Like a silent earthquake, changes to the Supplemental Nutrition Assistance Program (SNAP) are beginning to fracture the food security of vulnerable communities. The so-called “Big Beautiful Bill,” signed by President Donald Trump on July 4, imposes work requirements that are already leaving those struggling to make ends meet without safety nets.
The reform is progressing unevenly, creating a patchwork of rules based on zip code. “It’s a logistical nightmare,” admits Luisa Ramírez, a social worker in Houston. While Texas has required 20 hours of work or training per week for adults without dependents since August, states like California and New Mexico are negotiating extraordinary deadlines until 2026.
Here is all you must know if you’re on SNAP benefits as of today, and how these new restrictions could affect you.
Changes to work requirements for SNAP benefits
The law promised flexibility for areas with unemployment above 10%, but the reality is harsher. “Temporary exemptions are almost inaccessible,” denounces economist Robert Tannen. “They require bureaucratic procedures that take longer than the validity period.”
General estimates warn that some 3.2 million people could be excluded from SNAP benefits by 2025, and that $186 billion will be cut by 2034. More than 800,000 children and nearly 500,000 disabled and elderly people would be excluded because they cannot meet the labor force requirement.
While the Department of Agriculture insists the changes “promote self-sufficiency,” food banks report 40% increases in emergency applications. “It’s simple math,” says activist Darrell Williams: “Less SNAP = more hunger.”
Behind the political scenes, 15 Democratic attorneys general are preparing lawsuits to protect the food stamps allotments of millions of working-class families struggling to make ends meet.
What is the SNAP benefits program
The Supplemental Nutrition Assistance Program (SNAP), commonly known as “food stamps,” is the federal government’s primary food safety net for low-income families in the United States.
Administered by the Department of Agriculture (USDA), SNAP provides monthly benefits through an electronic SNAP (EBT) card that can be used to purchase staple foods such as fruits, vegetables, meats, dairy products, and bread.
The program is designed to help the most vulnerable households—including children, the elderly, and people with disabilities—access adequate nutrition while balancing other essential expenses such as housing and utilities.
SNAP payments are adjusted annually based on the COLA (Cost of Living Adjustment), which in 2025 was 2.5% due to moderate inflation. Maximum amounts vary depending on household size. For example, a family of eight can now receive up to $1,756 per month.
SNAP benefit maximums in 2025 by household size
Many factors go into determining whether a local SNAP agency will award the approved amount to a family, and there is a list of maximum amounts that apply at the federal level (in the 48 contiguous states and the District of Columbia):
- 1 person: $292
- 2 people: $536
- 3 people: $768
- 4 people: $975
- 5 people: $1,158
- 6 people: $1,390
- 7 people: $1,536
- 8 people: $1,756
- For each additional person: +$220
Top 10 states that could lose the most SNAP beneficiaries
Texas is the first of the most affected states, due to its large population of nearly 3.8 million beneficiaries and strict early implementation of work requirements.
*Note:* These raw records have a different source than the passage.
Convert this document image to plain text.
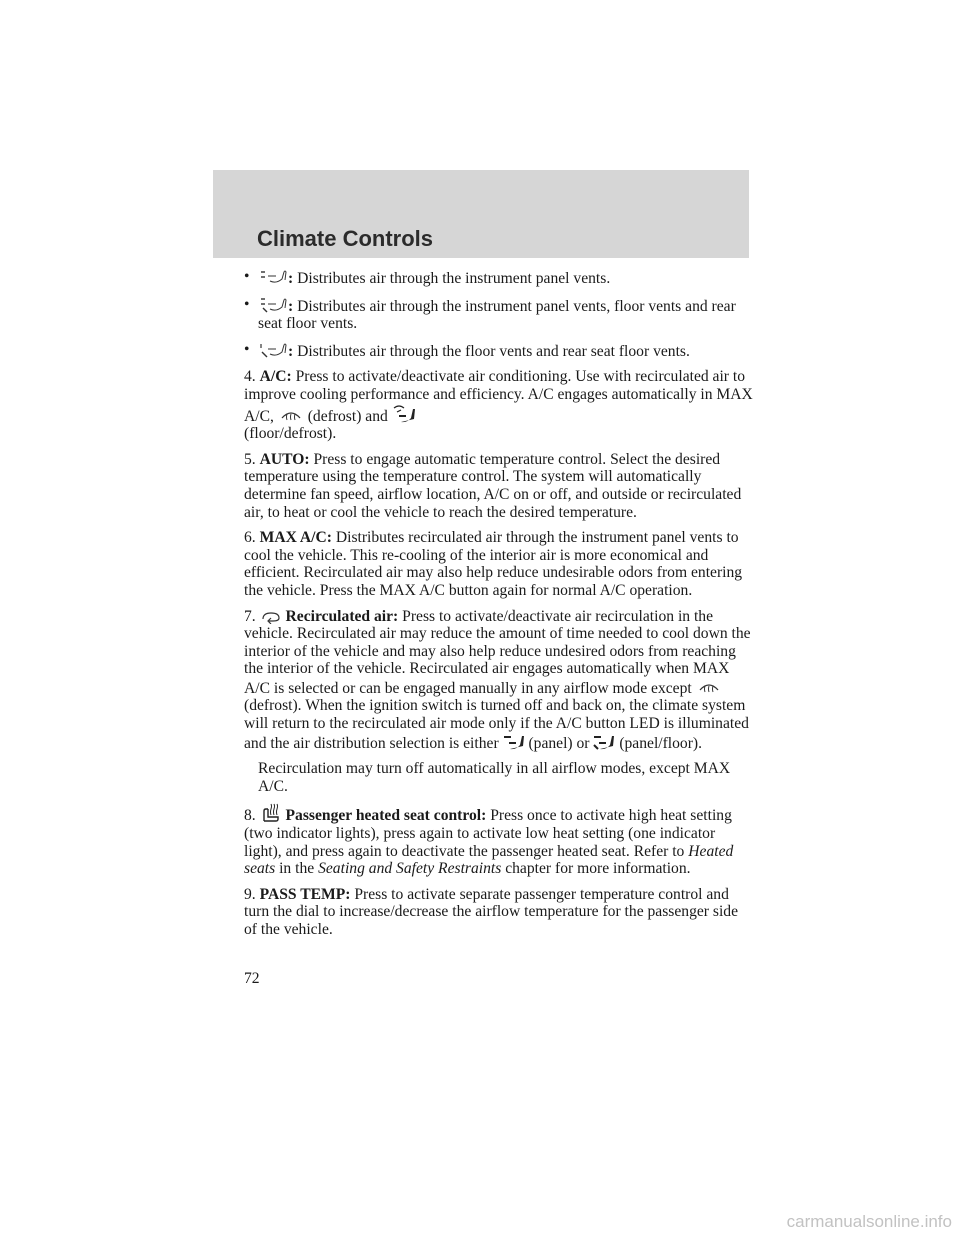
Climate Controls

• : Distributes air through the instrument panel vents.

• : Distributes air through the instrument panel vents, floor vents and rear seat floor vents.

• : Distributes air through the floor vents and rear seat floor vents.

4. A/C: Press to activate/deactivate air conditioning. Use with recirculated air to improve cooling performance and efficiency. A/C engages automatically in MAX A/C, (defrost) and

(floor/defrost).

5. AUTO: Press to engage automatic temperature control. Select the desired temperature using the temperature control. The system will automatically determine fan speed, airflow location, A/C on or off, and outside or recirculated air, to heat or cool the vehicle to reach the desired temperature.

6. MAX A/C: Distributes recirculated air through the instrument panel vents to cool the vehicle. This re-cooling of the interior air is more economical and efficient. Recirculated air may also help reduce undesirable odors from entering the vehicle. Press the MAX A/C button again for normal A/C operation.

7. Recirculated air: Press to activate/deactivate air recirculation in the vehicle. Recirculated air may reduce the amount of time needed to cool down the interior of the vehicle and may also help reduce undesired odors from reaching the interior of the vehicle. Recirculated air engages automatically when MAX A/C is selected or can be engaged manually in any airflow mode except
(defrost). When the ignition switch is turned off and back on, the climate system will return to the recirculated air mode only if the A/C button LED is illuminated and the air distribution selection is either (panel) or (panel/floor).

Recirculation may turn off automatically in all airflow modes, except MAX A/C.

8. Passenger heated seat control: Press once to activate high heat setting (two indicator lights), press again to activate low heat setting (one indicator light), and press again to deactivate the passenger heated seat. Refer to Heated seats in the Seating and Safety Restraints chapter for more information.

9. PASS TEMP: Press to activate separate passenger temperature control and turn the dial to increase/decrease the airflow temperature for the passenger side of the vehicle.

72
carmanualsonline.info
An estimated 450,000 people could lose their food stamps by the end of 2025. Rural workers, legal immigrants, and single parents with teenage children are some of the most impacted groups.
California will also be largely affected by its population of 4.2 million beneficiaries and its high proportion of immigrants. By the end of 2025, some 400,000 people will be affected, with clusters of them in agricultural communities and urban areas with a high cost of living.
Florida is ranked third among the most affected, due to its large senior population (ages 55 to 64) subject to new work requirements. It is estimated that some 350,000 individuals could lose their SNAP benefits, including retirees with part-time jobs and residents of tourist communities with a high cost of living.
New York is also on the list, due to its high urban concentration and high housing costs, which reduce disposable income: the impact could be around 300,000 people, including single parents in New York City and immigrants with informal or registered jobs.
Pennsylvania remains on the list because its declining industrial areas show limited job opportunities, so many won’t be able to meet the work requirements: some 250,000 beneficiaries could be excluded this year, mostly displaced manufacturing workers.
Ohio is among the states hardest hit by the new requirements, a combination of factors such as growing deindustrialization and rural populations with few job opportunities. The impact could be as much as 200,000 recipients, including workers in mining communities and middle-aged workers with few job opportunities.
The list is completed by Georgia (~180,000 affected), Illinois (~175,000 affected), Michigan (~160,000), and North Carolina (~150,000).